Thomas negó con la cabeza y después echó la vista atrás, hacia el Laberinto. Apenas conocía a Alby y a Minho, pero el pecho le dolía al pensar en ellos ahí fuera, muertos por culpa de la horrenda criatura que había visto por la ventana la primera mañana que había pasado en el Claro.

Un gran estruendo sonó en todas las direcciones, lo que sobresaltó a Thomas y le apartó de sus pensamientos. Entonces se oyó el chirrido de la piedra contra la piedra. Las puertas se estaban cerrando para toda la noche.

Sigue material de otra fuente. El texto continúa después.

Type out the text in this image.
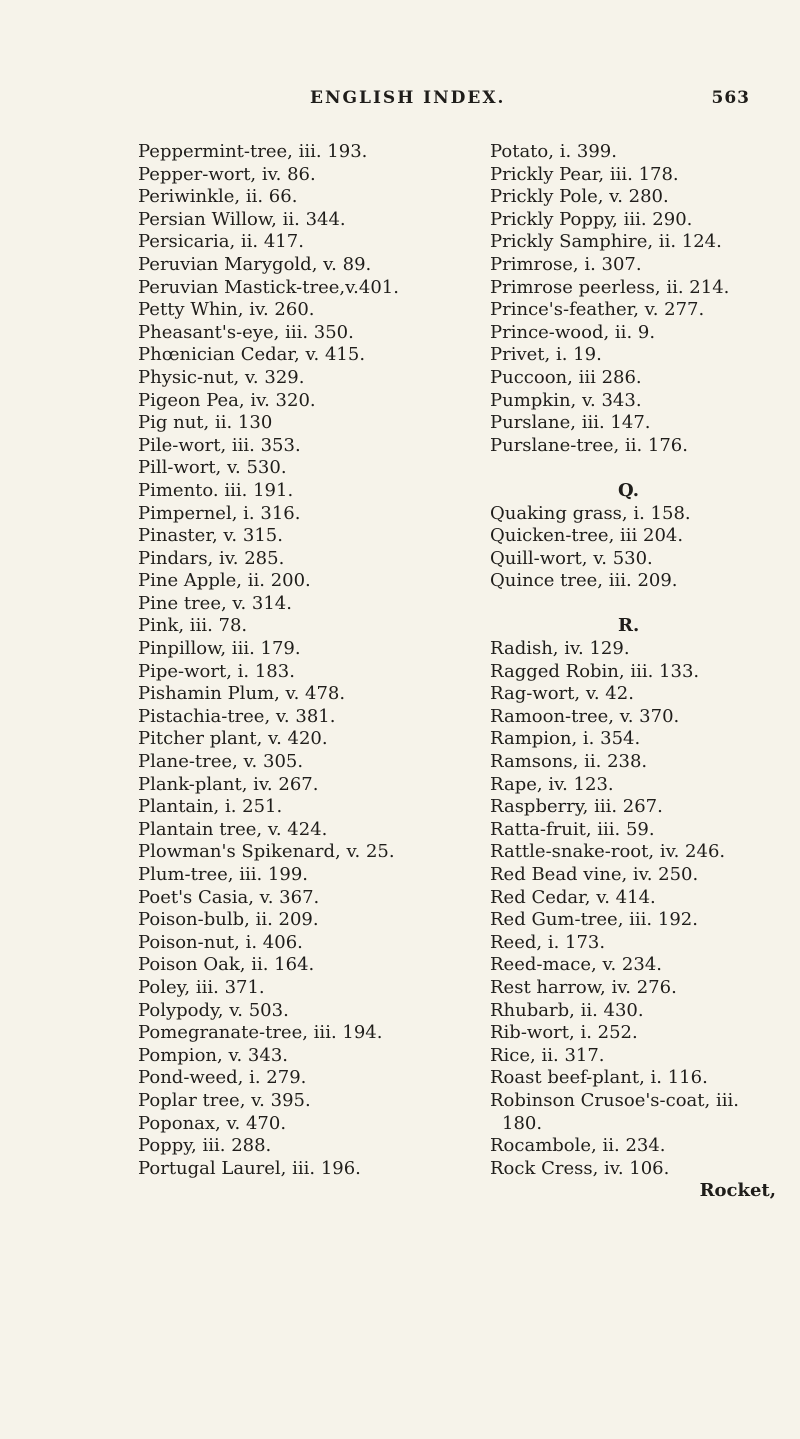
ENGLISH INDEX.	563
Peppermint-tree, iii. 193.
Pepper-wort, iv. 86.
Periwinkle, ii. 66.
Persian Willow, ii. 344.
Persicaria, ii. 417.
Peruvian Marygold, v. 89.
Peruvian Mastick-tree,v.401.
Petty Whin, iv. 260.
Pheasant's-eye, iii. 350.
Phœnician Cedar, v. 415.
Physic-nut, v. 329.
Pigeon Pea, iv. 320.
Pig nut, ii. 130
Pile-wort, iii. 353.
Pill-wort, v. 530.
Pimento. iii. 191.
Pimpernel, i. 316.
Pinaster, v. 315.
Pindars, iv. 285.
Pine Apple, ii. 200.
Pine tree, v. 314.
Pink, iii. 78.
Pinpillow, iii. 179.
Pipe-wort, i. 183.
Pishamin Plum, v. 478.
Pistachia-tree, v. 381.
Pitcher plant, v. 420.
Plane-tree, v. 305.
Plank-plant, iv. 267.
Plantain, i. 251.
Plantain tree, v. 424.
Plowman's Spikenard, v. 25.
Plum-tree, iii. 199.
Poet's Casia, v. 367.
Poison-bulb, ii. 209.
Poison-nut, i. 406.
Poison Oak, ii. 164.
Poley, iii. 371.
Polypody, v. 503.
Pomegranate-tree, iii. 194.
Pompion, v. 343.
Pond-weed, i. 279.
Poplar tree, v. 395.
Poponax, v. 470.
Poppy, iii. 288.
Portugal Laurel, iii. 196.
Potato, i. 399.
Prickly Pear, iii. 178.
Prickly Pole, v. 280.
Prickly Poppy, iii. 290.
Prickly Samphire, ii. 124.
Primrose, i. 307.
Primrose peerless, ii. 214.
Prince's-feather, v. 277.
Prince-wood, ii. 9.
Privet, i. 19.
Puccoon, iii 286.
Pumpkin, v. 343.
Purslane, iii. 147.
Purslane-tree, ii. 176.
Q.
Quaking grass, i. 158.
Quicken-tree, iii 204.
Quill-wort, v. 530.
Quince tree, iii. 209.
R.
Radish, iv. 129.
Ragged Robin, iii. 133.
Rag-wort, v. 42.
Ramoon-tree, v. 370.
Rampion, i. 354.
Ramsons, ii. 238.
Rape, iv. 123.
Raspberry, iii. 267.
Ratta-fruit, iii. 59.
Rattle-snake-root, iv. 246.
Red Bead vine, iv. 250.
Red Cedar, v. 414.
Red Gum-tree, iii. 192.
Reed, i. 173.
Reed-mace, v. 234.
Rest harrow, iv. 276.
Rhubarb, ii. 430.
Rib-wort, i. 252.
Rice, ii. 317.
Roast beef-plant, i. 116.
Robinson Crusoe's-coat, iii.
180.
Rocambole, ii. 234.
Rock Cress, iv. 106.
Rocket,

La pared derecha retumbó por el suelo, soltando tierra y piedras a medida que se movía. La hilera vertical de barras era tan larga que parecía llegar al cielo y se deslizaba hacia los agujeros correspondientes de la pared izquierda, lista para cerrarse hasta por la mañana. Una vez más, Thomas miró con gran respeto el enorme muro en movimiento, que desafiaba cualquier ley de la física. Parecía imposible.

Entonces algo atrajo su atención a la izquierda.

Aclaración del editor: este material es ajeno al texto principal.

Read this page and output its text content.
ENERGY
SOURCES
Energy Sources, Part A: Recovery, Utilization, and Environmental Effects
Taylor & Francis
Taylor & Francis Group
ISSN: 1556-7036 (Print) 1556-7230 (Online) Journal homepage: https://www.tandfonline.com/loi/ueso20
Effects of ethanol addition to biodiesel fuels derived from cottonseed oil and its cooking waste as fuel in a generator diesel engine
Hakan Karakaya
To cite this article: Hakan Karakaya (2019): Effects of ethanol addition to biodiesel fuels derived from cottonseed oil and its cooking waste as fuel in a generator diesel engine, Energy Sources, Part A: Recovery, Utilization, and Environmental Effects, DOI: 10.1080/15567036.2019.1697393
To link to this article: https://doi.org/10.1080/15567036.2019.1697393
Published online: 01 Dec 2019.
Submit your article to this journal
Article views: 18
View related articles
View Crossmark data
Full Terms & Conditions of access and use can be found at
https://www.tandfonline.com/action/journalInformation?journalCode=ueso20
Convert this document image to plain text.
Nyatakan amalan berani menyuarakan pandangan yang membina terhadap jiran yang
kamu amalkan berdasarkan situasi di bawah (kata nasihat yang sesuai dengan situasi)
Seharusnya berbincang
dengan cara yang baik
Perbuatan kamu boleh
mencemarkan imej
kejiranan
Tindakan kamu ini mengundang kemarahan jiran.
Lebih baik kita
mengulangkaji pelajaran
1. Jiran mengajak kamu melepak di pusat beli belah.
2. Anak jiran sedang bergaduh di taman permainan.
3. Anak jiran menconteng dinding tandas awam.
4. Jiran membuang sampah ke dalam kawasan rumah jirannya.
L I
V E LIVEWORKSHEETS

En el interior del Laberinto, por el pasillo que había delante de él, algo se movía.

Al principio, el pánico le recorrió el cuerpo; retrocedió, preocupado por que pudiera ser un lacerador. Pero en ese momento vio dos formas que avanzaban a trompicones por el pasillo hacia la puerta. Sus ojos por fin vieron con claridad tras la ceguera inicial provocada por el miedo, y se dio cuenta de que era Minho con uno de los brazos de Alby colocado sobre los hombros, prácticamente arrastrando al chico detrás de él. Minho alzó la vista y vio a Thomas, que sabía que parecía que tenía los ojos saliéndose de las órbitas.

—¡Le dieron! —gritó Minho con voz ahogada y débil por el cansancio. Cada paso que daba parecía ser el último. Thomas estaba tan atónito por el cambio de los acontecimientos que tardó un momento en reaccionar.

—¡Newt! —gritó por fin, mientras se obligaba a apartar la mirada de Minho y Alby para centrarse en la otra dirección—. ¡Ya vienen! ¡Los veo!

Sabía que tenía que correr hacia el Laberinto para ayudar, pero tenía grabada en la cabeza la regla de no abandonar el Claro.

Newt ya estaba casi de vuelta en la Hacienda, pero el grito de Thomas le hizo darse la vuelta enseguida y echó a correr como pudo hacia la puerta.

Thomas se volvió para mirar hacia el Laberinto y el terror se apoderó de él. Alby se había resbalado de los brazos de Minho y se había caído al suelo. Thomas observó cómo Minho, desesperado, intentaba ponerle otra vez en pie, pero al final se rindió y comenzó a arrastrar al chico por el suelo de piedra.

Pero aún les quedaban un montón de metros para llegar.

El muro derecho se cerraba rápido y parecía cobrar más velocidad cuanto más despacio deseaba Thomas que fuese. Sólo faltaban unos segundos para que se cerrara por completo. Era imposible que lograran llegar a tiempo. No podrían hacerlo ni en broma.

Thomas se volvió para mirar a Newt, que con su cojera tan sólo había avanzado la mitad del camino. Luego miró una vez más hacia el Laberinto, hacia el muro que se cerraba. Tan sólo unos metros más y todo se habría acabado.

Minho se tropezó y se cayó al suelo. No iban a conseguirlo. Ya no quedaba tiempo. Se había acabado.

Thomas oyó a Newt gritar algo detrás de él:

—¡No lo hagas, Tommy! ¡Ni se te ocurra!

Las barras de la pared derecha parecían extenderse como brazos que se estiraban para alcanzar su objetivo, para acoplarse a aquellos orificios que eran su lugar de descanso durante la noche.

El sonido chirriante de la puerta inundó el aire de un modo ensordecedor.

Un metro y medio. Un metro. Medio metro.

Thomas sabía que no le quedaba otra opción. Se movió. Hacia delante. Se metió entre las barras de conexión en el último segundo y entró en el Laberinto.

Los muros se cerraron de golpe tras él y el eco del estruendo rebotó sobre la piedra cubierta de hiedra como la risa de un loco.